Climat social tempéré ?

La question a été posée par la Commission européenne ; une récente étude, réalisée par un consortium dirigé par la Social development agency (SDA) et la Confédération européenne des syndicats (CES), apporte des éléments de réponse pour ce qui concerne l’UE. [1]

Le rapport examine tout d’abord les implications potentielles pour l’emploi en Europe du changement climatique lui-même – qui a déjà commencé et qui va se poursuivre. La principale conclusion est que même un changement climatique modéré affectera l’activité économique et l’emploi en Europe, certaines régions et secteurs économiques étant particulièrement vulnérables.

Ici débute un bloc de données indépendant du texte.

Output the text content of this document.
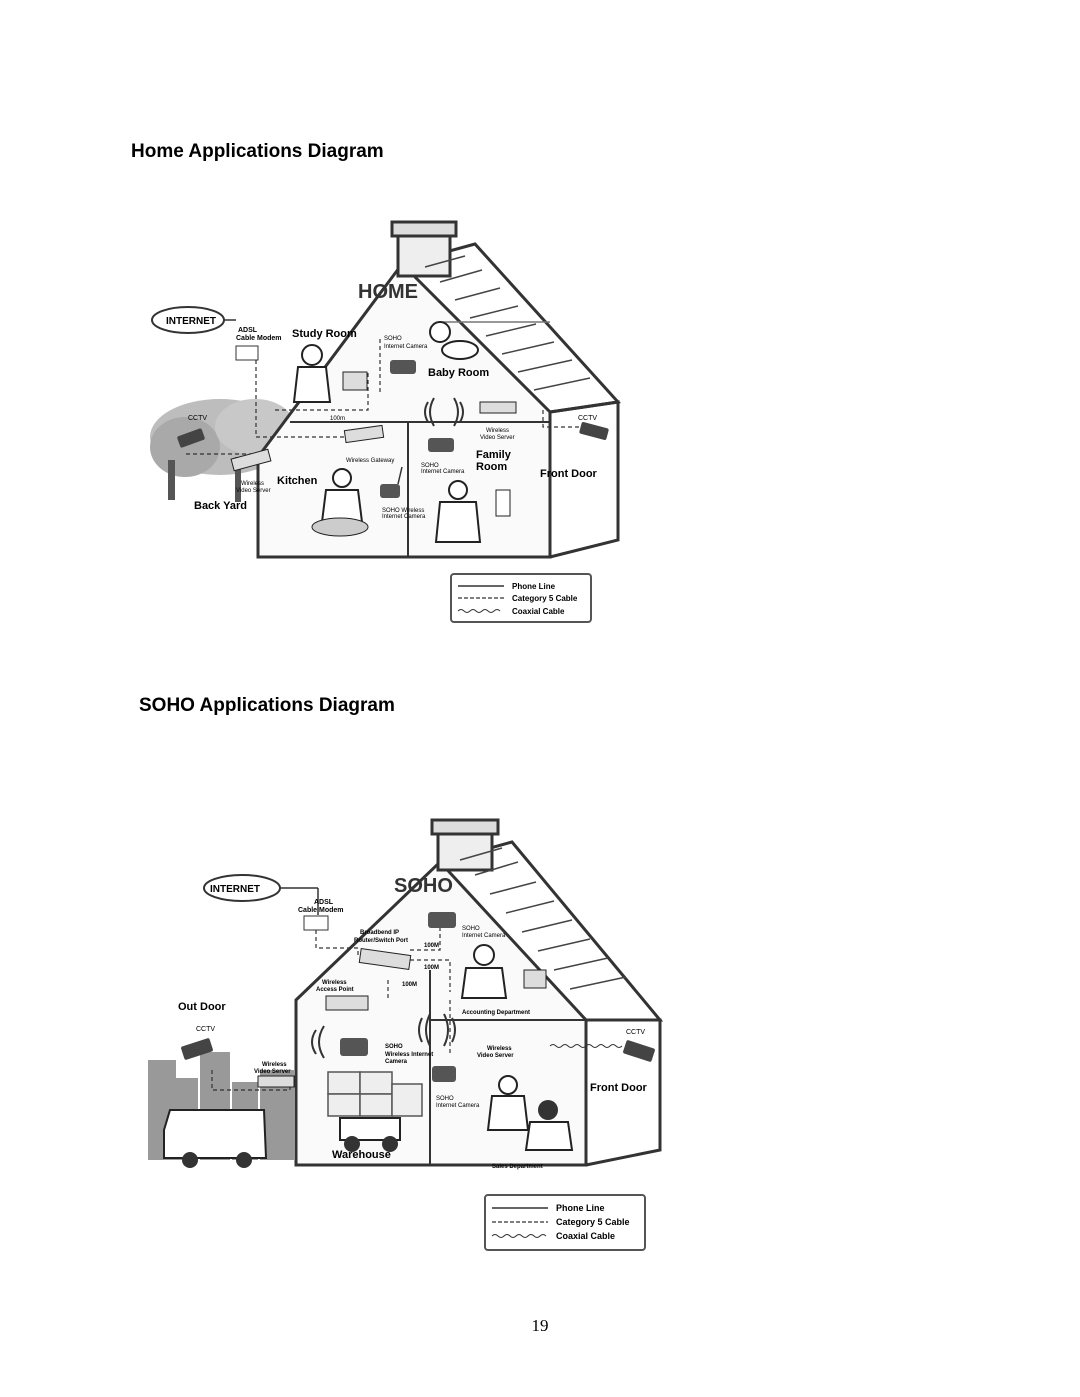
Home Applications Diagram
HOME
INTERNET
ADSL
Cable Modem Study Room	SOHO
Internet Camera
Baby Room
CCTV	100m
Wireless Gateway
Wireless
Video Server
CCTV
SOHO
Internet Camera
Family
Room
Front Door
Wireless
Video Server
Kitchen
Back Yard	SOHO Wireless
Internet Camera
Phone Line
Category 5 Cable
Coaxial Cable
SOHO Applications Diagram
SOHO
INTERNET
ADSL
Cable Modem
Broadbend IP
Router/Switch Port
SOHO
Internet Camera
100M
100M
100M
Accounting Department
Wireless
Access Point
Out Door
CCTV
Wireless
Video Server
SOHO
Wireless Internet
Camera
Wireless
Video Server
CCTV
Front Door
SOHO
Internet Camera
Sales Department
Warehouse
Phone Line
Category 5 Cable
Coaxial Cable
19
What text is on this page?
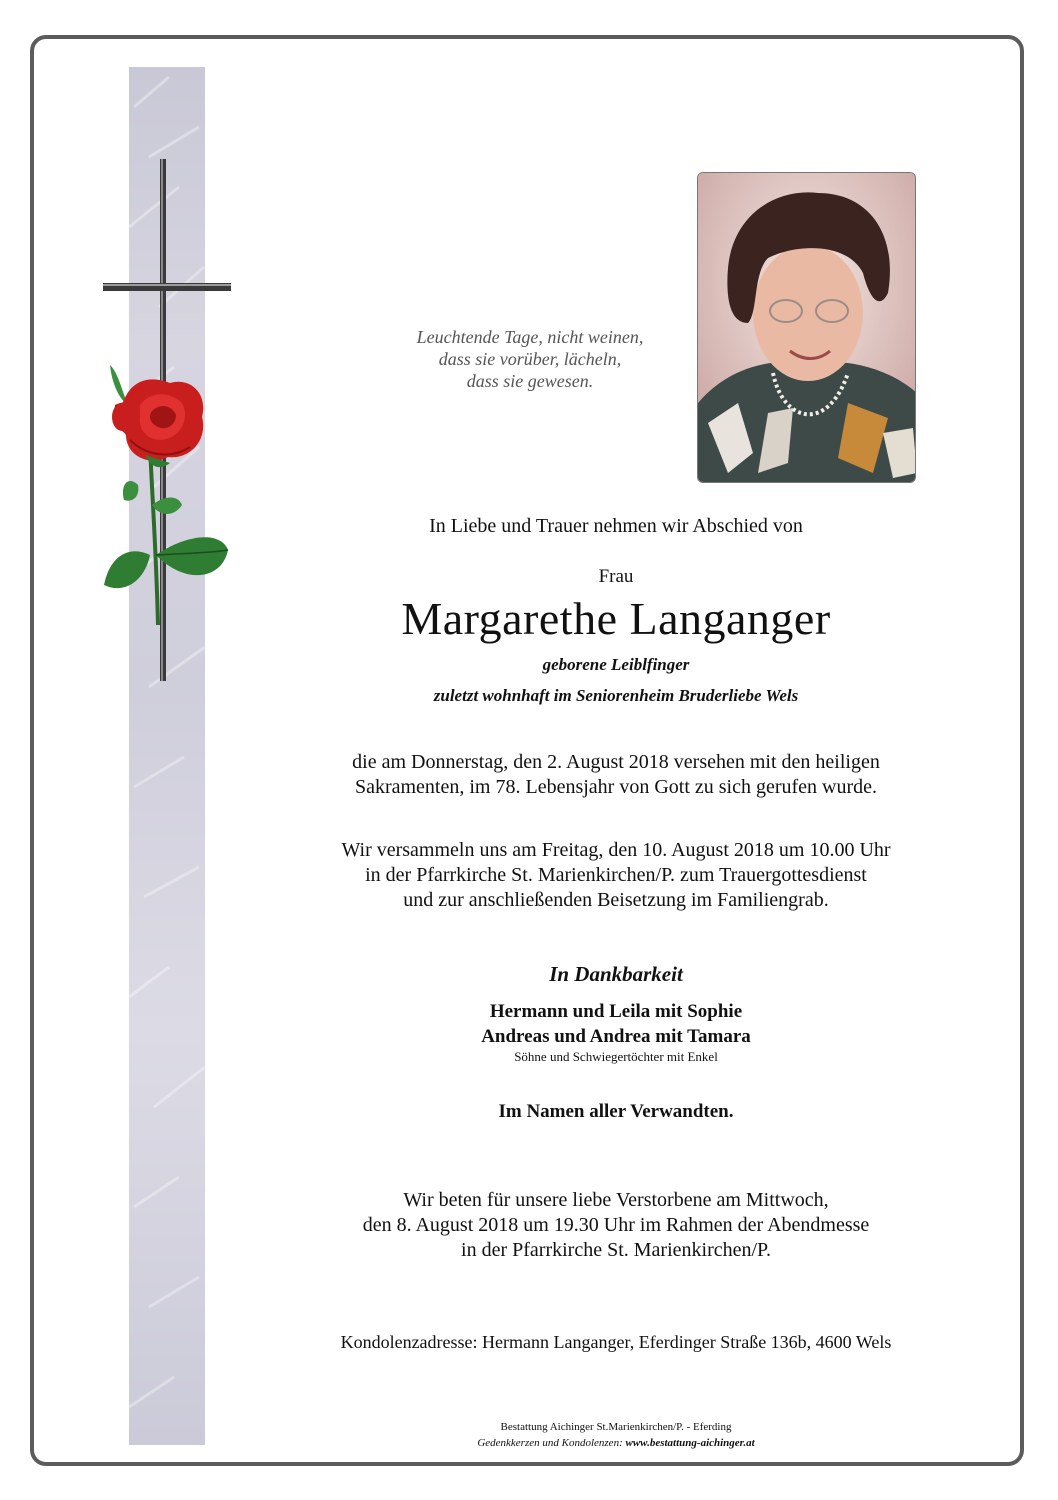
Leuchtende Tage, nicht weinen,
dass sie vorüber, lächeln,
dass sie gewesen.
In Liebe und Trauer nehmen wir Abschied von
Frau
Margarethe Langanger
geborene Leiblfinger
zuletzt wohnhaft im Seniorenheim Bruderliebe Wels
die am Donnerstag, den 2. August 2018 versehen mit den heiligen
Sakramenten, im 78. Lebensjahr von Gott zu sich gerufen wurde.
Wir versammeln uns am Freitag, den 10. August 2018 um 10.00 Uhr
in der Pfarrkirche St. Marienkirchen/P. zum Trauergottesdienst
und zur anschließenden Beisetzung im Familiengrab.
In Dankbarkeit
Hermann und Leila mit Sophie
Andreas und Andrea mit Tamara
Söhne und Schwiegertöchter mit Enkel
Im Namen aller Verwandten.
Wir beten für unsere liebe Verstorbene am Mittwoch,
den 8. August 2018 um 19.30 Uhr im Rahmen der Abendmesse
in der Pfarrkirche St. Marienkirchen/P.
Kondolenzadresse: Hermann Langanger, Eferdinger Straße 136b, 4600 Wels
Bestattung Aichinger St.Marienkirchen/P. - Eferding
Gedenkkerzen und Kondolenzen: www.bestattung-aichinger.at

Un réchauffement plus intense aura probablement des conséquences très néfastes.

La deuxième partie du rapport étudie quels sont les enjeux pour l’emploi de la transition vers une économie européenne plus sobre en CO2 à l’horizon 2030, dans quatre secteurs économiques clefs : la production d’énergie, les transports, les industries de l’acier et du ciment et le logement / construction. L’étude considère plusieurs scénarios pour réduire les émissions de CO2 d’environ 40% à l’horizon 2030 et ses effets sur l’emploi et les qualifications. Des études de cas de onze pays européens sont aussi analysées.

L’étude montre que « le changement climatique est vu comme une question scientifique et, dans une certaine mesure, politique et économique. L’idée selon laquelle il s’agit aussi d’une question sociale, impliquant chacun, non seulement en tant que citoyen, mais aussi en tant que salarié, n’est pas encore suffisamment partagée »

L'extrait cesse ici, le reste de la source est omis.